Bir Cengâver Muhabir: Fulya Öztürk
Asrın en büyük felaketi olarak isimlendirilen Kahramanmaraş depremini olduğu anda Hatay’dan gelen bir telefonla öğrenmiştik. Sabahın o saatinde hemen ekranlara kilitlendik. Birçok TV kanalı o saatte henüz deprem haberlerine başlamamıştı. Tesadüfen CNN TV kanalına takıldık. Saatler geçtikçe olayın vahameti ortaya çıkıyordu. Çok büyük bir depremle yüz yüzeydik.
Ertesi günü depremin yaptığı
yıkım daha da belirginleşmişti. Ancak depremi güncel siyasete alet etmek
isteyenler de sahnede yerlerini almışlardı.
Devlet nerede, Kızılay nerde, Afat nerede gibi bir sürü hezeyan, asılsız
ihbarlar, depremzedelerle alay edenler, dalga geçenler maalesef sosyal medyayı
işgal etmiş gibiydi. Tabi ilk şoklar atılınca bunların cevabı da hızlıca
verilmeye, asılsız haber yapanlar ve provokatörler karşılarında yok olduklarını
sandıkları devleti buldular.
Bu acılı ve sancılı süreçte belki
de depremin ilk gününden itibaren bir muhabirle aşina olduk. İsmi Fulya Öztürk
idi. Daha öncede farklı programlarda muhabir olarak izlediğimiz Öztürk
gerçekten gönüllerimizi fethetti. Arama ve kurtarma çalışmalarını bütün
samimiyetiyle, heyecanıyla ve duygu seliyle ekranlara taşıdı. Öyle ki deprem
ile ilgili haberleri sadece ondan izler olduk.

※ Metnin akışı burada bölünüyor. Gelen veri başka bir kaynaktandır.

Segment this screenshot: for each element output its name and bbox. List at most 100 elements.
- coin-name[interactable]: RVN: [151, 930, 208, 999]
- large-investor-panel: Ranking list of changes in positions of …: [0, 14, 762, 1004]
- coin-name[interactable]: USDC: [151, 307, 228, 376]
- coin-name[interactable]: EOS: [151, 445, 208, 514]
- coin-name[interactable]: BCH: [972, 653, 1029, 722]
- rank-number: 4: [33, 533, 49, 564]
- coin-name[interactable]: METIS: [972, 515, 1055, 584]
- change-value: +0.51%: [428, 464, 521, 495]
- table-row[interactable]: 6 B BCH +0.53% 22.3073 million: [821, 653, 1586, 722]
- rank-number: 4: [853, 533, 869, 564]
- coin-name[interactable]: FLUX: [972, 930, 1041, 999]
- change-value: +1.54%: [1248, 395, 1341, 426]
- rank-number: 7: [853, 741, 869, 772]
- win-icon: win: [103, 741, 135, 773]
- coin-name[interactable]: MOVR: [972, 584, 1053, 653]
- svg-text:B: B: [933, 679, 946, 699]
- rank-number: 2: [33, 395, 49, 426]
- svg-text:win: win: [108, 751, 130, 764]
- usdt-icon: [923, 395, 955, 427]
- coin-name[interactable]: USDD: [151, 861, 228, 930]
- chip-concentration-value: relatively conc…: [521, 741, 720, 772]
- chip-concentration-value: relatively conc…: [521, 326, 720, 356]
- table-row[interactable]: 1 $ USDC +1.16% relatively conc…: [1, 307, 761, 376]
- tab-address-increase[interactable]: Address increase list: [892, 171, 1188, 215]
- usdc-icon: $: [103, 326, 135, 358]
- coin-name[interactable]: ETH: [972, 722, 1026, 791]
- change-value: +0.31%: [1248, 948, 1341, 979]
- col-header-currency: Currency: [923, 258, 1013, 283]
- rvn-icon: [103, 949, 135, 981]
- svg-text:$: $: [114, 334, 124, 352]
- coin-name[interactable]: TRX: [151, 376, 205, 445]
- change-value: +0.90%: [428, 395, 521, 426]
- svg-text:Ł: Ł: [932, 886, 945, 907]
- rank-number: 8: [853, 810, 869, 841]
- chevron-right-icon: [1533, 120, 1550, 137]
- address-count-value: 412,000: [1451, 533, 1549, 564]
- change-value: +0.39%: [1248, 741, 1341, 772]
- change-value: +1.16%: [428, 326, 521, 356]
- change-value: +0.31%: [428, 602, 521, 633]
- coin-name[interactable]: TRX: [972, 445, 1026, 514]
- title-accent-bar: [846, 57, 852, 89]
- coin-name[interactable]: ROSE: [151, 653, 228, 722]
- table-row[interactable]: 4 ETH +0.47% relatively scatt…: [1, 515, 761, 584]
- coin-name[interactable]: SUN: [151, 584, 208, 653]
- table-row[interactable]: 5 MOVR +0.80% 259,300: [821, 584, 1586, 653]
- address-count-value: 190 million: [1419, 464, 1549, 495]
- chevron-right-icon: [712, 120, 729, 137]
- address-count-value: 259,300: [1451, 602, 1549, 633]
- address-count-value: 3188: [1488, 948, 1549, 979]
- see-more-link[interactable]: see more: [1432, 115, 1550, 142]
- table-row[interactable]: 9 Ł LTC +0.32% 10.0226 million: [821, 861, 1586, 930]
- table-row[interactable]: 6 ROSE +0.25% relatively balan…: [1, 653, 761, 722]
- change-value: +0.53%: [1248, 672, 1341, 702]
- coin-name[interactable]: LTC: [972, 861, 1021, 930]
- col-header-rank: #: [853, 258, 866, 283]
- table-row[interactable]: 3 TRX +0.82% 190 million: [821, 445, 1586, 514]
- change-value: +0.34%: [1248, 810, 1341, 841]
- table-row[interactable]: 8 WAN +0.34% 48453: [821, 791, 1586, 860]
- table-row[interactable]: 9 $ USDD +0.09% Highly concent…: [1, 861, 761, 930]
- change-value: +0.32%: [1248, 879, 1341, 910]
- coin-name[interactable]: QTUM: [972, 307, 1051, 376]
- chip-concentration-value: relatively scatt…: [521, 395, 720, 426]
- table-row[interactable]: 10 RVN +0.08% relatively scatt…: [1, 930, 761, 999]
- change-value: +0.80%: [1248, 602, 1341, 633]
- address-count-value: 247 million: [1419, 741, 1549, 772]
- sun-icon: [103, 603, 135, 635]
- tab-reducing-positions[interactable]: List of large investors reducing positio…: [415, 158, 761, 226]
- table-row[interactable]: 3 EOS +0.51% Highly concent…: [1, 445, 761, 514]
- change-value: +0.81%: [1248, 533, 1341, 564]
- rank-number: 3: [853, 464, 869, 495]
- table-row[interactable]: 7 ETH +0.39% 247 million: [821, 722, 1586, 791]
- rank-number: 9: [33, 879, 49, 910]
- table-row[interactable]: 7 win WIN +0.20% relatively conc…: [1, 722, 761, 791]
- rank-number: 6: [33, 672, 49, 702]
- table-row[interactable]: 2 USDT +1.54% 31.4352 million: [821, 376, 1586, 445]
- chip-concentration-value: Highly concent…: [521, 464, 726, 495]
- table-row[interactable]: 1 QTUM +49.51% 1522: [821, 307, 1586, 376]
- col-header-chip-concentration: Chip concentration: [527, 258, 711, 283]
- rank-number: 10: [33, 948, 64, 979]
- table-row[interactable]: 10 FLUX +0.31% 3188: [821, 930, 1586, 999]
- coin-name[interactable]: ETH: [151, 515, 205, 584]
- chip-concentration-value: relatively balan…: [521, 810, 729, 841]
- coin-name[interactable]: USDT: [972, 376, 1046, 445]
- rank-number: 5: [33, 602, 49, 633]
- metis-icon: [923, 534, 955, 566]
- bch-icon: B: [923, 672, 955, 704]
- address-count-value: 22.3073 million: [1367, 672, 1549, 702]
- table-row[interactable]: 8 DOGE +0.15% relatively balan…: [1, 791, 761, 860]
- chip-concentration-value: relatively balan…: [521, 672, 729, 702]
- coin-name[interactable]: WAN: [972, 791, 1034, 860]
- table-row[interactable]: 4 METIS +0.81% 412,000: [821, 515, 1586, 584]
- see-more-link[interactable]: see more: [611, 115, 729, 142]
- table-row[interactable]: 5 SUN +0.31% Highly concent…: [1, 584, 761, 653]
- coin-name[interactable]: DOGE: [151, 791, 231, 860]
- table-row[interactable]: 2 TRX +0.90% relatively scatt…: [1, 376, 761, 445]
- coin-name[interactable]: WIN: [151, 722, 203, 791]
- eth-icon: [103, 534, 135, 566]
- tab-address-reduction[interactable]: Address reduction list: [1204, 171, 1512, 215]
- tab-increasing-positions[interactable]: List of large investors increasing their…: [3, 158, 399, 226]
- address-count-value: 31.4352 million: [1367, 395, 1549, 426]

Çoğu zaman onu uykusuz, solgun
ve bitkin bir yüzle izledik ama o bize hep umudun haberlerini veriyordu. Onun
bize canlı olarak aktardığı arama kurtarma faaliyetlerinde “sessizlik
isteniyor” dediğinde biz de evlerimizde sessizleştik. Kurtarılan her canımız
için onunla beraber sevindik ve sevinç gözyaşları döktük, tekbir getirdik.
“Maalesef” diye verdiği her haber için yüreğimiz burkuldu ve onunla beraber
ağladık.
Fulya Öztürk ve ekibinin
objektifinden AFAD’ın, madencilerimizin, itfaiyecilerimizin, Mehmetçiğimizin,
polisimizin, Kızılay’ımızın, Diyanetimizin ve sahada mücadele eden ne kadar STK
varsa, ne kadar yabancı ülke kurtarma ekibi varsa hepsinin canla başla
ettikleri mücadeleye şahitlik ettik.
Viraneye dönen Maraş’ımızın
sokaklarını onun ve ekibinin objektifinden biz de dolaştık. Patlayan yolları,
oluşan devasa yarıkları dahası depremin korkunç gerçeğini onun sayesinde gördük.
Elbette diğer kanallarda da onlarca muhabir aynı işi yaptı. Hepsine teşekkür
ederiz ama Fulya Öztürk bizim için bir başkaydı. Televizyonu açtığımızda annem
ve babam bile artık “şu kara kızı açın” diye bizi uyarır olmuştu.
Onun bu içten, samimi ve dolaysız
sunumu, depremzedelerle olan diyaloğu, kurtarma ekiplerinin işlerini
kolaylaştırmak için gösterdiği çabalar, askerimizle ve polisimizle yaptığı
görüşmeler asla hafızlardan silinmeyecektir.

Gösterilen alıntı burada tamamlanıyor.